Answer:
a) -6,750 N b) -1.35*10⁶ N c) 11.5 times d) 2,295 times
Explanation:
a) In order to answer the question, we can apply Newton's 2nd Law to the person, as follows:
Fnet = m*a
Assuming that the deceleration is uniform, we can use any of the kinematic equations.
In this particular case, examining the givens that we have (the final speed (which is 0), the initial speed (impact speed), and the distance of deceleration (1 m) the most useful equation is the following:
vf²-v₀² = 2*a*d
Replacing by the givens, and solving for a, we get:
a = (15m/s)² / 2* (1 m) = -112.5 m/s²
With this value of a, we can get the net force F:
F = 60 kg* (-112.5 m/s²) = -6,750 N
b) For this part, same reasoning applies, the only difference being the deceleration distance, which for this case is only 5 mm.

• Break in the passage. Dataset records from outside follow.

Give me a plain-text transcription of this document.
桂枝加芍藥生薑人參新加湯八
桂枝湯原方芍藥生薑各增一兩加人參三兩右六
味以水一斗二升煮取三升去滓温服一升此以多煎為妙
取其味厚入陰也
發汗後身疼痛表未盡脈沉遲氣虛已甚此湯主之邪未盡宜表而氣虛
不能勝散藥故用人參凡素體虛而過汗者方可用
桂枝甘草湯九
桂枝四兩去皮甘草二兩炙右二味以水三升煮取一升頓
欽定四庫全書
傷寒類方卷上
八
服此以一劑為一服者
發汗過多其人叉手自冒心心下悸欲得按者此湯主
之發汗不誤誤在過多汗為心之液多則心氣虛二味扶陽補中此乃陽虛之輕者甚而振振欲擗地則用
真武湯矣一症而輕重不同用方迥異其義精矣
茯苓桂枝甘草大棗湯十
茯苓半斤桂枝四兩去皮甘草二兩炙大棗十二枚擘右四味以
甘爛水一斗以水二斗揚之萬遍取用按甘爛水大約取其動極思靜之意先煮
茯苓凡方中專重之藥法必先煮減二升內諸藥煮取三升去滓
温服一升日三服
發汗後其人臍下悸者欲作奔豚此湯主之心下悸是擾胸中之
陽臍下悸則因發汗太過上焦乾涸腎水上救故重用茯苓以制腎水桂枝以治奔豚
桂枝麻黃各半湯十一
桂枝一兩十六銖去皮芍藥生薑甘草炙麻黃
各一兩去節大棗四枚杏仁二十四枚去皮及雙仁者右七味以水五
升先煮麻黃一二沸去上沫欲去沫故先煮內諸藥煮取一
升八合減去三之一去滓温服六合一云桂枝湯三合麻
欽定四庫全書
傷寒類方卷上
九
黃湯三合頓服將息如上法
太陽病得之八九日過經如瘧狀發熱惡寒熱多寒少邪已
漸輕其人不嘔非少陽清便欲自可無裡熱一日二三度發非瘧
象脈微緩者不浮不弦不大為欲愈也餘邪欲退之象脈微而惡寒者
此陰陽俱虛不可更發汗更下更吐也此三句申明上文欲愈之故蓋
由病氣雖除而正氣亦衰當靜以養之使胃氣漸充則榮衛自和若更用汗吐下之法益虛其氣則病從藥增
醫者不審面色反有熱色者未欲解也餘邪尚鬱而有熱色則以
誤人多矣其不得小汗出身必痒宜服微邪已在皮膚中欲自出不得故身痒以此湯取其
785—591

We can apply the same kinematic equation:
vf²-v₀² = 2*a*d
Once again, replacing by the givens, and solving for a, we get:
a = (15m/s)² / 2* (0.005 m) = -22,500 m/s²
With this value of a, we can get the net force F:
F = 60 kg* (-22,500 m/s²) = -1.35*10⁶ N
c) If we compare the forces that we got above with the weight of the person (which is the same to compare the acceleration with g), we have, for the first case (person restrained) a value of approximately 12 g, but for the unrestrained case, we got a value of 2,295 g!